本来なら暇つぶしくらいにはなるであろう――テレビから流れてくる甲子園中継の――実況音声ですらだんだんと敵に思えてくる程、彼女は頭をやられていた。
『連日熱戦が繰り広げられているここ、甲子園ですが、今日の気温は35度を超えるという予報が出ております――』
「どうせてめえらは涼しいとこから実況解説してんだろぉ……? そうやって楽ばっかしてっから、そんなに腹がでてんだよぉー……? 悔い改めろぉー……」
涼子は、うつろな表情でこのどうしようもない暑さからくる不満の矛先を、解説の男に向けはじめた。
涼子の口撃はなおも続く。
「いいですねえ、いいですねえ。
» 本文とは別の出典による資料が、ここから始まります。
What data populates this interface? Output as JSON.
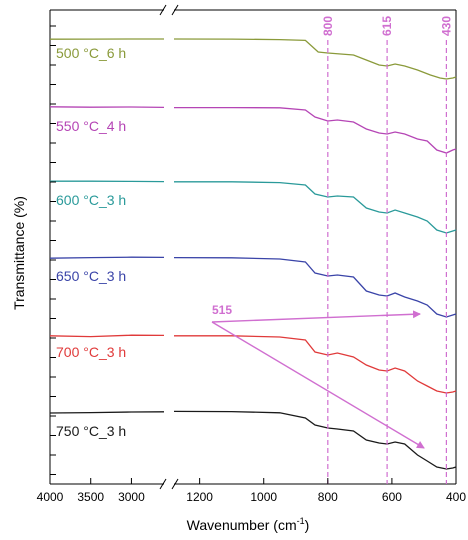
{
  "chart_data": {
    "type": "line",
    "title": "",
    "xlabel": "Wavenumber (cm",
    "xlabel_sup": "-1",
    "xlabel_close": ")",
    "ylabel": "Transmittance (%)",
    "x_axis_broken": true,
    "x_ranges": [
      [
        4000,
        2600
      ],
      [
        1280,
        400
      ]
    ],
    "x_ticks_left": [
      4000,
      3500,
      3000
    ],
    "x_ticks_right": [
      1200,
      1000,
      800,
      600,
      400
    ],
    "y_tick_labels": "none",
    "grid": false,
    "reference_lines": [
      {
        "x": 800,
        "label": "800",
        "color": "#d06fd0"
      },
      {
        "x": 615,
        "label": "615",
        "color": "#d06fd0"
      },
      {
        "x": 430,
        "label": "430",
        "color": "#d06fd0"
      }
    ],
    "annotation": {
      "label": "515",
      "color": "#d06fd0"
    },
    "series": [
      {
        "name": "500 °C_6 h",
        "color": "#8a9a3a",
        "points": [
          [
            4000,
            0.9
          ],
          [
            3500,
            0.95
          ],
          [
            3000,
            1.0
          ],
          [
            2600,
            1.0
          ],
          [
            1280,
            1.0
          ],
          [
            1100,
            0.95
          ],
          [
            950,
            0.7
          ],
          [
            870,
            0.3
          ],
          [
            830,
            -5.5
          ],
          [
            800,
            -6.0
          ],
          [
            760,
            -6.5
          ],
          [
            720,
            -7.0
          ],
          [
            680,
            -9.5
          ],
          [
            640,
            -12.0
          ],
          [
            615,
            -12.5
          ],
          [
            590,
            -11.5
          ],
          [
            560,
            -12.5
          ],
          [
            520,
            -14.5
          ],
          [
            480,
            -17.0
          ],
          [
            450,
            -18.5
          ],
          [
            430,
            -19.0
          ],
          [
            410,
            -18.5
          ],
          [
            400,
            -18.0
          ]
        ]
      },
      {
        "name": "550 °C_4 h",
        "color": "#b545b5",
        "points": [
          [
            4000,
            0.6
          ],
          [
            3500,
            0.4
          ],
          [
            3000,
            0.5
          ],
          [
            2600,
            0.3
          ],
          [
            1280,
            0.2
          ],
          [
            1100,
            0.2
          ],
          [
            950,
            0.1
          ],
          [
            870,
            -1.0
          ],
          [
            840,
            -4.5
          ],
          [
            800,
            -6.5
          ],
          [
            770,
            -6.0
          ],
          [
            720,
            -7.0
          ],
          [
            680,
            -10.5
          ],
          [
            640,
            -12.5
          ],
          [
            615,
            -13.0
          ],
          [
            590,
            -12.0
          ],
          [
            560,
            -13.0
          ],
          [
            520,
            -15.5
          ],
          [
            490,
            -16.5
          ],
          [
            460,
            -21.0
          ],
          [
            430,
            -22.5
          ],
          [
            410,
            -21.0
          ],
          [
            400,
            -20.5
          ]
        ]
      },
      {
        "name": "600 °C_3 h",
        "color": "#2a9a9a",
        "points": [
          [
            4000,
            0.4
          ],
          [
            3500,
            0.4
          ],
          [
            3000,
            0.3
          ],
          [
            2600,
            0.2
          ],
          [
            1280,
            0.1
          ],
          [
            1100,
            0.1
          ],
          [
            950,
            -0.3
          ],
          [
            870,
            -1.5
          ],
          [
            840,
            -6.0
          ],
          [
            800,
            -7.5
          ],
          [
            770,
            -7.0
          ],
          [
            720,
            -7.5
          ],
          [
            680,
            -13.0
          ],
          [
            640,
            -15.0
          ],
          [
            615,
            -15.5
          ],
          [
            590,
            -14.0
          ],
          [
            560,
            -15.5
          ],
          [
            520,
            -17.5
          ],
          [
            490,
            -19.5
          ],
          [
            460,
            -24.0
          ],
          [
            430,
            -25.5
          ],
          [
            410,
            -24.5
          ],
          [
            400,
            -24.0
          ]
        ]
      },
      {
        "name": "650 °C_3 h",
        "color": "#3a44a8",
        "points": [
          [
            4000,
            -0.1
          ],
          [
            3500,
            0.2
          ],
          [
            3000,
            0.4
          ],
          [
            2600,
            0.3
          ],
          [
            1280,
            0.2
          ],
          [
            1100,
            0.1
          ],
          [
            950,
            -0.5
          ],
          [
            870,
            -2.0
          ],
          [
            840,
            -7.5
          ],
          [
            800,
            -9.0
          ],
          [
            770,
            -8.5
          ],
          [
            720,
            -9.5
          ],
          [
            680,
            -16.5
          ],
          [
            640,
            -18.5
          ],
          [
            615,
            -19.0
          ],
          [
            590,
            -17.5
          ],
          [
            560,
            -19.5
          ],
          [
            520,
            -21.5
          ],
          [
            490,
            -23.5
          ],
          [
            460,
            -28.0
          ],
          [
            430,
            -29.5
          ],
          [
            410,
            -28.5
          ],
          [
            400,
            -28.0
          ]
        ]
      },
      {
        "name": "700 °C_3 h",
        "color": "#e03a3a",
        "points": [
          [
            4000,
            0.1
          ],
          [
            3500,
            -0.3
          ],
          [
            3000,
            0.4
          ],
          [
            2600,
            0.3
          ],
          [
            1280,
            0.1
          ],
          [
            1100,
            0.1
          ],
          [
            950,
            -0.5
          ],
          [
            870,
            -2.0
          ],
          [
            840,
            -8.0
          ],
          [
            800,
            -9.5
          ],
          [
            770,
            -8.5
          ],
          [
            720,
            -10.5
          ],
          [
            680,
            -14.5
          ],
          [
            640,
            -17.0
          ],
          [
            615,
            -17.5
          ],
          [
            590,
            -16.0
          ],
          [
            560,
            -17.5
          ],
          [
            520,
            -22.5
          ],
          [
            490,
            -25.0
          ],
          [
            460,
            -27.5
          ],
          [
            430,
            -28.5
          ],
          [
            410,
            -28.0
          ],
          [
            400,
            -27.5
          ]
        ]
      },
      {
        "name": "750 °C_3 h",
        "color": "#1a1a1a",
        "points": [
          [
            4000,
            -0.5
          ],
          [
            3500,
            -0.3
          ],
          [
            3000,
            0.0
          ],
          [
            2600,
            0.1
          ],
          [
            1280,
            0.3
          ],
          [
            1100,
            0.2
          ],
          [
            950,
            -0.4
          ],
          [
            870,
            -3.0
          ],
          [
            840,
            -6.5
          ],
          [
            800,
            -8.0
          ],
          [
            770,
            -8.5
          ],
          [
            720,
            -9.5
          ],
          [
            680,
            -14.0
          ],
          [
            640,
            -15.5
          ],
          [
            615,
            -16.0
          ],
          [
            590,
            -15.0
          ],
          [
            560,
            -16.0
          ],
          [
            520,
            -21.5
          ],
          [
            490,
            -24.5
          ],
          [
            460,
            -27.5
          ],
          [
            430,
            -28.5
          ],
          [
            410,
            -28.0
          ],
          [
            400,
            -27.5
          ]
        ]
      }
    ]
  }
}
そんなに涼しいところからなんか能弁たれてるだけで、たくさんお給料がいただけて、おじ様方はよろしゅうございますねー……」
力なくうなだれたまま、酔っ払いがつぶやくように不満をぶちまける涼子。
そんな涼子の様子を見かねたのだろう。
「本当はここで待機してなきゃいけないんだけど……」
同僚の男は新聞から顔を出すと、暑さにやられて不貞腐れていた彼女を一瞥し、
「……施設の巡回にでも行ってきたら?」
そう提案してきた。
それを聞いた彼女は、むくっと立ち上がり、先ほどまでそこでだらけていた女と同一人物とは思えないほどハキハキとした口調、張りのある表情で「いいんですかっ!?」と、男に聞き返した。
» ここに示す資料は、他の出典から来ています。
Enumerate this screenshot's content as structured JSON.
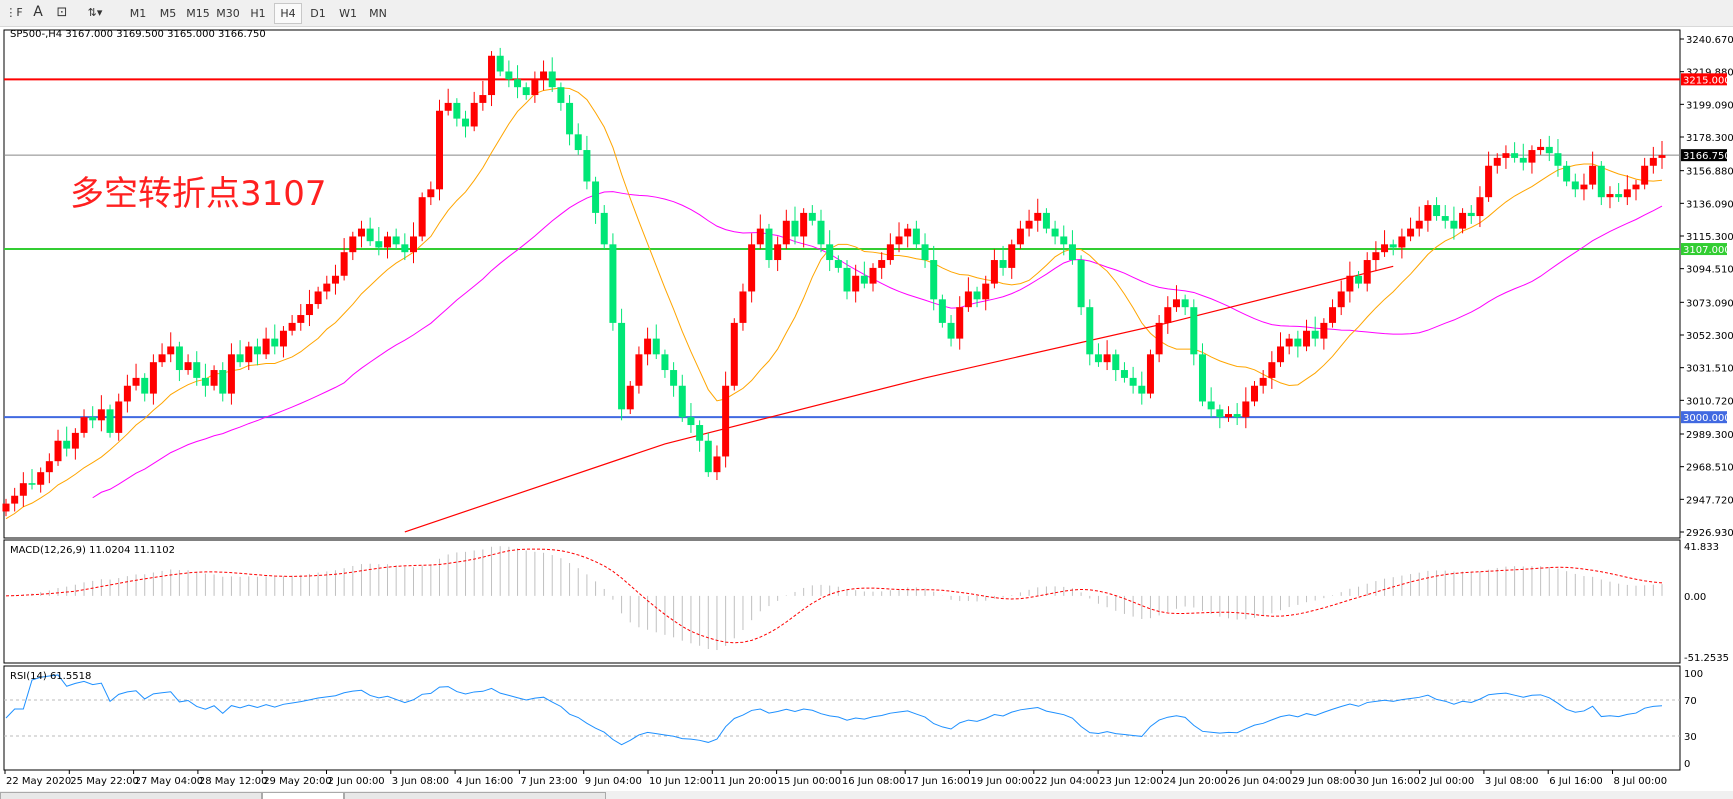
{
  "toolbar": {
    "icons": [
      "period-separators-icon",
      "text-icon",
      "text-label-icon",
      "arrows-icon"
    ],
    "timeframes": [
      "M1",
      "M5",
      "M15",
      "M30",
      "H1",
      "H4",
      "D1",
      "W1",
      "MN"
    ],
    "active": "H4"
  },
  "chart": {
    "header": "SP500-,H4  3167.000 3169.500 3165.000 3166.750",
    "annotation": "多空转折点3107",
    "colors": {
      "bull": "#00e676",
      "bear": "#ff0000",
      "ma_fast": "#ffa500",
      "ma_mid": "#ff00ff",
      "ma_slow": "#ff0000",
      "line_3215": "#ff0000",
      "line_3107": "#32cd32",
      "line_3000": "#4169e1",
      "macd_hist": "#c0c0c0",
      "macd_signal": "#ff0000",
      "rsi": "#1e90ff"
    },
    "price_axis": [
      "3240.670",
      "3219.880",
      "3199.090",
      "3178.300",
      "3156.880",
      "3136.090",
      "3115.300",
      "3094.510",
      "3073.090",
      "3052.300",
      "3031.510",
      "3010.720",
      "2989.300",
      "2968.510",
      "2947.720",
      "2926.930"
    ],
    "ylim": [
      2926.93,
      3240.67
    ],
    "hlines": [
      {
        "value": 3215,
        "label": "3215.000",
        "color": "#ff0000"
      },
      {
        "value": 3107,
        "label": "3107.000",
        "color": "#32cd32"
      },
      {
        "value": 3000,
        "label": "3000.000",
        "color": "#4169e1"
      }
    ],
    "current_price": {
      "value": 3166.75,
      "label": "3166.750"
    },
    "closes": [
      2945,
      2950,
      2958,
      2957,
      2965,
      2972,
      2985,
      2980,
      2990,
      3000,
      2998,
      3005,
      2990,
      3010,
      3020,
      3025,
      3015,
      3035,
      3040,
      3045,
      3030,
      3035,
      3025,
      3020,
      3030,
      3015,
      3040,
      3035,
      3045,
      3040,
      3050,
      3045,
      3055,
      3060,
      3065,
      3072,
      3080,
      3085,
      3090,
      3105,
      3115,
      3120,
      3112,
      3108,
      3115,
      3110,
      3105,
      3115,
      3140,
      3145,
      3195,
      3200,
      3190,
      3185,
      3200,
      3205,
      3230,
      3220,
      3215,
      3210,
      3205,
      3215,
      3220,
      3210,
      3200,
      3180,
      3170,
      3150,
      3130,
      3110,
      3060,
      3005,
      3020,
      3040,
      3050,
      3040,
      3030,
      3020,
      3000,
      2995,
      2985,
      2965,
      2975,
      3020,
      3060,
      3080,
      3110,
      3120,
      3100,
      3110,
      3125,
      3115,
      3130,
      3125,
      3110,
      3100,
      3095,
      3080,
      3090,
      3085,
      3095,
      3100,
      3110,
      3115,
      3120,
      3110,
      3100,
      3075,
      3060,
      3050,
      3070,
      3080,
      3075,
      3085,
      3100,
      3095,
      3110,
      3120,
      3125,
      3130,
      3120,
      3115,
      3110,
      3100,
      3070,
      3040,
      3035,
      3040,
      3030,
      3025,
      3020,
      3015,
      3040,
      3060,
      3070,
      3075,
      3070,
      3040,
      3010,
      3005,
      3000,
      3002,
      3000,
      3010,
      3020,
      3025,
      3035,
      3045,
      3050,
      3045,
      3055,
      3050,
      3060,
      3070,
      3080,
      3090,
      3085,
      3100,
      3105,
      3110,
      3108,
      3115,
      3120,
      3125,
      3135,
      3128,
      3125,
      3120,
      3130,
      3128,
      3140,
      3160,
      3165,
      3168,
      3165,
      3162,
      3170,
      3172,
      3168,
      3160,
      3150,
      3145,
      3148,
      3160,
      3140,
      3142,
      3140,
      3145,
      3148,
      3160,
      3165,
      3166.75
    ],
    "ma_slow": [
      [
        46,
        2927
      ],
      [
        76,
        2983
      ],
      [
        106,
        3025
      ],
      [
        134,
        3060
      ],
      [
        160,
        3096
      ]
    ]
  },
  "macd": {
    "label": "MACD(12,26,9) 11.0204 11.1102",
    "axis": [
      "41.833",
      "0.00",
      "-51.2535"
    ],
    "ylim": [
      -51.2535,
      41.833
    ]
  },
  "rsi": {
    "label": "RSI(14) 61.5518",
    "axis": [
      "100",
      "70",
      "30",
      "0"
    ],
    "levels": [
      70,
      30
    ]
  },
  "time_axis": [
    "22 May 2020",
    "25 May 22:00",
    "27 May 04:00",
    "28 May 12:00",
    "29 May 20:00",
    "2 Jun 00:00",
    "3 Jun 08:00",
    "4 Jun 16:00",
    "7 Jun 23:00",
    "9 Jun 04:00",
    "10 Jun 12:00",
    "11 Jun 20:00",
    "15 Jun 00:00",
    "16 Jun 08:00",
    "17 Jun 16:00",
    "19 Jun 00:00",
    "22 Jun 04:00",
    "23 Jun 12:00",
    "24 Jun 20:00",
    "26 Jun 04:00",
    "29 Jun 08:00",
    "30 Jun 16:00",
    "2 Jul 00:00",
    "3 Jul 08:00",
    "6 Jul 16:00",
    "8 Jul 00:00"
  ]
}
「いいよー? というか、午後から他校のお偉いさん方が視察だかで訪問されるって話だし、警備は厳重にしといて怒られるってことはないと思うけど?」
男の言葉に、涼子は整いましたと言わんばかりに、笑顔で目を輝かせ、
「要人警護のための厳重警備ッ! それは最重要任務ですね!」
キャッキャと嬉しそうに声を張り上げる。
そして、やたらと姿勢の良い敬礼をおこない、
「加藤、これより校内各所の巡回業務に行ってまいりますッ!」
と言って、そのまま軽やかな足取りで、詰所の扉を勢いよく開け放った。
「はい、いってらっしゃーい」と、メリハリのない声で彼女を見送った男は、テレビから聞こえてくる音声に耳を傾け、何事もなかったかのように再びスポーツ新聞に目を落とすのだった。
***
スポーツ新聞を片手に、甲子園の中継に耳を傾ける――。
同僚の白髪交じりの男が毎年かかさずやる夏の楽しみ方で、かれこれ30年は続けている。
ようやく静かになった詰所内で、毎日楽しみにしている新聞の釣りコラムを読みふけっていると突然、
『ここでニュースの時間です――』
――なんの前触れもなく野球の中継は中断され、テレビからはニュースが流れだした。
男は、この手のニュースは5分後には終わり、すぐさま中継が再開されることを知っていた。
そのためチャンネルは変えず、固定のままだ。
それに、試合展開も一方的なワンサイドゲームだったため、特に残念に思うようなこともなかった。
ニュースでは、各地で猛暑となっていることや、熱中症による老人の搬送などといった内容からはじまった。
これらのニュースを、男は特に気にも留めずに聞き流す。
しかし、不意にとあるニュースが耳に入ってきて、活字を追うのをやめた――。
『昨日午後、北九州市のコンビニエンスストアで、ゴミ箱に手りゅう弾に似た不審物が捨てられているという通報があり、警察が駆けつける騒ぎとなりました』
「手りゅう弾とはね。また物騒なものが落ちてるもんだよね……ってぇ――」
――男は息を詰まらせた。
なぜならテレビの画面には、見覚えのある駅前のコンビニエンスストアが映し出されていたからだ。